Quote Extraction And Attribution

Table of contents


Description

Deterministically picks out quotes from a text. All top-level quotes, are supplied by the top level annotation for a text. If a QuotationAnnotation corresponds to a quote that contains embedded quotes, these quotes will appear as embedded QuotationAnnotations that can be accessed from the QuotationAnnotation that they are embedded in. The QuoteAnnotator can handle multi-line and cross-paragraph quotes, but any embedded quotes must be delimited by a different kind of quotation mark than its parents.
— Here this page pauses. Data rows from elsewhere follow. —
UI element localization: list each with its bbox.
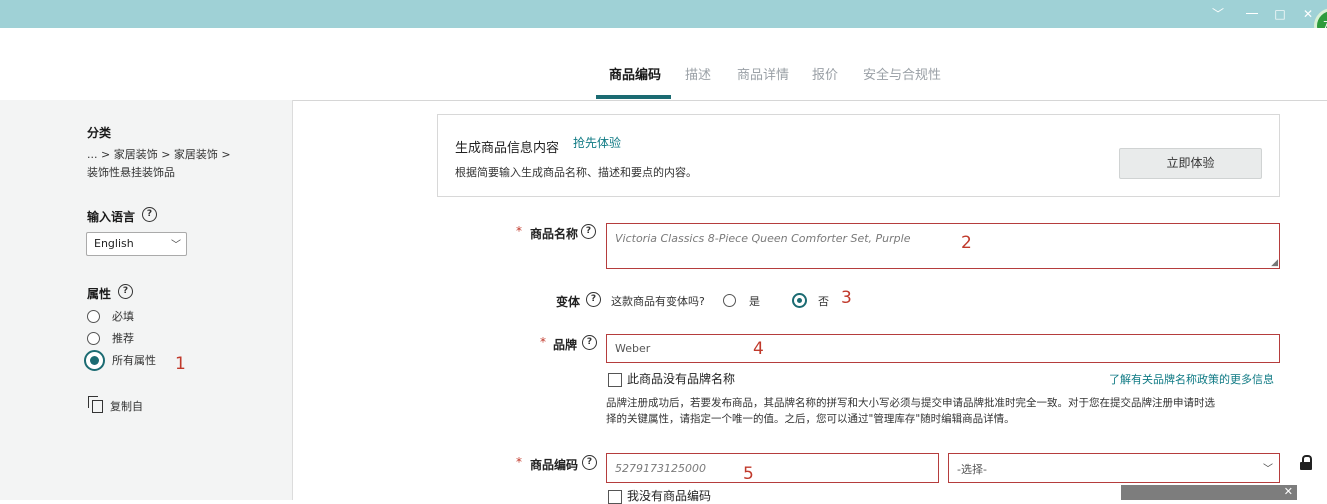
product-name-placeholder: Victoria Classics 8-Piece Queen Comforte… bbox=[615, 232, 911, 245]
variant-label: 变体 bbox=[556, 295, 581, 309]
breadcrumb[interactable]: ... > 家居装饰 > 家居装饰 > bbox=[87, 146, 231, 162]
help-icon[interactable]: ? bbox=[142, 207, 157, 222]
chevron-down-icon: ﹀ bbox=[1263, 464, 1273, 475]
brand-input-value: Weber bbox=[615, 342, 651, 355]
language-select-value: English bbox=[94, 237, 134, 250]
brand-policy-link[interactable]: 了解有关品牌名称政策的更多信息 bbox=[1109, 371, 1274, 387]
radio-all-attributes-label: 所有属性 bbox=[112, 354, 156, 367]
no-brand-label: 此商品没有品牌名称 bbox=[627, 372, 736, 386]
product-code-type-placeholder: -选择- bbox=[957, 463, 987, 476]
variant-yes-label: 是 bbox=[749, 295, 760, 308]
tab-safety-compliance[interactable]: 安全与合规性 bbox=[863, 64, 941, 83]
help-icon[interactable]: ? bbox=[586, 292, 601, 307]
no-brand-checkbox[interactable] bbox=[608, 373, 622, 387]
variant-no-label: 否 bbox=[818, 295, 829, 308]
radio-required-label: 必填 bbox=[112, 310, 134, 323]
chevron-down-icon[interactable]: ﹀ bbox=[1210, 6, 1226, 22]
radio-required[interactable] bbox=[87, 310, 100, 323]
generate-description: 根据简要输入生成商品名称、描述和要点的内容。 bbox=[455, 166, 697, 179]
annotation-number: 2 bbox=[961, 233, 972, 253]
help-icon[interactable]: ? bbox=[582, 335, 597, 350]
tab-product-code[interactable]: 商品编码 bbox=[609, 64, 661, 83]
product-code-placeholder: 5279173125000 bbox=[615, 462, 706, 475]
try-now-button[interactable]: 立即体验 bbox=[1119, 148, 1262, 179]
breadcrumb-leaf: 装饰性悬挂装饰品 bbox=[87, 166, 175, 179]
copy-icon[interactable] bbox=[88, 396, 103, 413]
radio-recommended-label: 推荐 bbox=[112, 332, 134, 345]
variant-question: 这款商品有变体吗? bbox=[611, 295, 705, 308]
active-tab-indicator bbox=[596, 95, 671, 99]
brand-note-line1: 品牌注册成功后，若要发布商品，其品牌名称的拼写和大小写必须与提交申请品牌批准时完… bbox=[606, 397, 1215, 409]
no-product-code-label: 我没有商品编码 bbox=[627, 489, 712, 503]
copy-from-link[interactable]: 复制自 bbox=[110, 398, 143, 414]
no-product-code-checkbox[interactable] bbox=[608, 490, 622, 504]
close-button[interactable]: ✕ bbox=[1300, 6, 1316, 22]
lock-icon bbox=[1300, 455, 1313, 471]
language-select[interactable]: English ﹀ bbox=[86, 232, 187, 256]
product-name-input[interactable]: Victoria Classics 8-Piece Queen Comforte… bbox=[606, 223, 1280, 269]
minimize-icon[interactable] bbox=[1244, 6, 1260, 22]
tab-offer[interactable]: 报价 bbox=[812, 64, 838, 83]
help-icon[interactable]: ? bbox=[118, 284, 133, 299]
product-code-input[interactable]: 5279173125000 bbox=[606, 453, 939, 483]
tab-bar bbox=[0, 28, 1327, 101]
annotation-number: 4 bbox=[753, 339, 764, 359]
required-marker: * bbox=[516, 455, 522, 469]
category-title: 分类 bbox=[87, 126, 112, 140]
chevron-down-icon: ﹀ bbox=[171, 240, 181, 251]
required-marker: * bbox=[540, 335, 546, 349]
generate-title: 生成商品信息内容 bbox=[455, 141, 560, 156]
maximize-button[interactable]: □ bbox=[1272, 6, 1288, 22]
brand-input[interactable]: Weber bbox=[606, 334, 1280, 363]
product-code-label: 商品编码 bbox=[530, 458, 579, 472]
required-marker: * bbox=[516, 224, 522, 238]
variant-yes-radio[interactable] bbox=[723, 294, 736, 307]
early-access-link[interactable]: 抢先体验 bbox=[573, 134, 621, 151]
annotation-number: 1 bbox=[175, 354, 186, 374]
annotation-number: 5 bbox=[743, 464, 754, 484]
attributes-title: 属性 bbox=[87, 287, 112, 301]
input-language-title: 输入语言 bbox=[87, 210, 136, 224]
annotation-number: 3 bbox=[841, 288, 852, 308]
product-code-type-select[interactable]: -选择- ﹀ bbox=[948, 453, 1280, 483]
toast-notification: ✕ bbox=[1121, 485, 1297, 500]
tab-product-details[interactable]: 商品详情 bbox=[737, 64, 789, 83]
brand-label: 品牌 bbox=[553, 338, 578, 352]
resize-handle-icon: ◢ bbox=[1271, 258, 1278, 268]
tab-description[interactable]: 描述 bbox=[685, 64, 711, 83]
close-icon[interactable]: ✕ bbox=[1284, 485, 1293, 498]
product-name-label: 商品名称 bbox=[530, 227, 579, 241]
help-icon[interactable]: ? bbox=[581, 224, 596, 239]
variant-no-radio[interactable] bbox=[792, 293, 807, 308]
brand-note-line2: 择的关键属性，请指定一个唯一的值。之后，您可以通过"管理库存"随时编辑商品详情。 bbox=[606, 413, 1015, 425]
radio-all-attributes[interactable] bbox=[84, 350, 105, 371]
window-title-bar bbox=[0, 0, 1327, 28]
radio-recommended[interactable] bbox=[87, 332, 100, 345]
help-icon[interactable]: ? bbox=[582, 455, 597, 470]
Allows for embedded quotations so long as they are either directed unicode quotes or are of a different type of quote than the outer quotations (e.g. “‘Gadzooks’ is what he said to me” is legal whereas “They called me “Danger” when I was…” is illegal). Uses regular-expression-like rules to find quotes and does not depend on the tokenizer, which allows quotes like ‘‘Tis true!’ to be correctly identified.
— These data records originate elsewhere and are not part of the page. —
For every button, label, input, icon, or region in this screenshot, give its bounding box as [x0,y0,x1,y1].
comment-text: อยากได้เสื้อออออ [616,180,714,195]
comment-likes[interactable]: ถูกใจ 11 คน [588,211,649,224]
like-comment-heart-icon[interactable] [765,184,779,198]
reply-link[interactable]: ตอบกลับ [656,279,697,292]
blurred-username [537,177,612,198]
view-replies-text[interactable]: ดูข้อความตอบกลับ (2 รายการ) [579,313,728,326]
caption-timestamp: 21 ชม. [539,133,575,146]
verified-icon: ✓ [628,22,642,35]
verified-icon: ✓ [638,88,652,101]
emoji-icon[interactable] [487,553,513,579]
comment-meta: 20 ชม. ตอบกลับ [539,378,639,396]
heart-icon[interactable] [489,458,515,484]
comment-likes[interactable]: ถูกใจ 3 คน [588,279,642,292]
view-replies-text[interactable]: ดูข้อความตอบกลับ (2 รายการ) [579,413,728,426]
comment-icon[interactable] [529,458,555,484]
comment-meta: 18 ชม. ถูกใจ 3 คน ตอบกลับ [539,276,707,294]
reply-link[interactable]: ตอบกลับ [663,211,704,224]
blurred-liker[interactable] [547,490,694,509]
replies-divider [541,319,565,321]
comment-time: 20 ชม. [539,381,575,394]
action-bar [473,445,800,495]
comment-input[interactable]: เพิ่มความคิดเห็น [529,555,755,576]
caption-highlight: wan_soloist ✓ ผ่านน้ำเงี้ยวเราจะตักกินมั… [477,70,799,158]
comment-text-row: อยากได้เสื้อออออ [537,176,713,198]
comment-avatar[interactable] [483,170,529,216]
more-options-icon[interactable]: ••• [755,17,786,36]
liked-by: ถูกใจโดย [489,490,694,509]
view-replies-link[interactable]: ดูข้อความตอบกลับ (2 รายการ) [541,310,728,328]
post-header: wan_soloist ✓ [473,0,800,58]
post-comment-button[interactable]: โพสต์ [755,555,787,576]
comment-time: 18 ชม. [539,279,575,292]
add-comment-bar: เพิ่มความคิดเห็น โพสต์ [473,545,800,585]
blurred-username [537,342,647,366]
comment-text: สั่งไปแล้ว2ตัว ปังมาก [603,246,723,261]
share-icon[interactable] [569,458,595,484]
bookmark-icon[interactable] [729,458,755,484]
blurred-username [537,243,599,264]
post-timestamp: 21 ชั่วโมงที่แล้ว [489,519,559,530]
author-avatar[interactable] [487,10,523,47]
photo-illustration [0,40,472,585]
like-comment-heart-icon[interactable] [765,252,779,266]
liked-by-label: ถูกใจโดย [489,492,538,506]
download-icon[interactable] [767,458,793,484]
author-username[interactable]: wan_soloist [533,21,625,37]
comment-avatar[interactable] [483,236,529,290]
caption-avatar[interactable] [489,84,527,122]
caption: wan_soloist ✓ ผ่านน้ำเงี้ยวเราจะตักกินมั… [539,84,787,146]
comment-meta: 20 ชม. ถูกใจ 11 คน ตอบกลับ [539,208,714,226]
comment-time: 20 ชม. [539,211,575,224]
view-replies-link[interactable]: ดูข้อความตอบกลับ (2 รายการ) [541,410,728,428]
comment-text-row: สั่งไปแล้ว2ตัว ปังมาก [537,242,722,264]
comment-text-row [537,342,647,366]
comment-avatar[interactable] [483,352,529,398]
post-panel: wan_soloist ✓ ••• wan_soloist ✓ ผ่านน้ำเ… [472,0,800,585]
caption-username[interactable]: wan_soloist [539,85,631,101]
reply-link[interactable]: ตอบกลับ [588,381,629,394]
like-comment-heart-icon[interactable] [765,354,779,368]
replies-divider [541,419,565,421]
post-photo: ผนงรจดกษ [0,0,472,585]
Considers regular ascii (“”, ‘’, ``’’, and `’) as well as “smart” and international quotation marks as follows: “”,‘’, «», ‹›, 「」, 『』, „”, and ‚’.

Note: extracts everything within these pairs as a whole quote segment, which may or may not be the desired behaviour for texts that use different formatting styles than standard english ones.

Property nameAnnotator class nameGenerated Annotation
quoteQuoteAnnotatorQuotationsAnnotation, CharacterOffsetBeginAnnotation, CharacterOffsetEndAnnotation, QuotationIndexAnnotation, QuotationsAnnotation (if embedded quotes), TokensAnnotation (if tokenize present), TokenBeginAnnotation (if tokenize present), TokenEndAnnotation (if tokenize present), SentenceBeginAnnotation (if ssplit present), SentenceEndAnnotation (if ssplit present)

Quote Attribution

As of version 3.9.1 of Stanford CoreNLP, the QuoteAnnotator will also try to attribute the quotes by default.

This can be deactivated by setting the quote.attributeQuotes property to false.

Sample Command Line

If you run this command:

java edu.stanford.nlp.pipeline.StanfordCoreNLP -annotators tokenize,pos,lemma,ner,depparse,coref,quote -file quote-example.txt -outputFormat text

On this text quote-example.txt:

In the summer Joe Smith decided to go on vacation.  He said, "I'm going to Hawaii."  That July, vacationer Joe went to Hawaii.

You should get this output for the quote in the text:

Extracted quotes: 
[QuotationIndex=0, CharacterOffsetBegin=61, Text="I'm going to Hawaii.", Speaker=Joe Smith]

If you didn’t want to run quote attribution, you would add -quote.attributeQuotes false to your command.

Options

  • quote.singleQuotes: “true” or “false”, indicating whether or not to consider ‘ tokens (single quotes) to be quotation marks (default=false).
  • quote.maxLength: maximum character length of quotes to consider (default=-1).
  • quote.asciiQuotes: “true” or “false”, indicating whether or not to convert all quotes to ascii quotes before processing (can help when there are errors in quote directionality) (default=false).
  • quote.allowEmbeddedSame: “true” or “false” indicating whether or not to allow smart/directed (everything except “ and ‘) quotes of the same kind to be embedded within one another (default=false).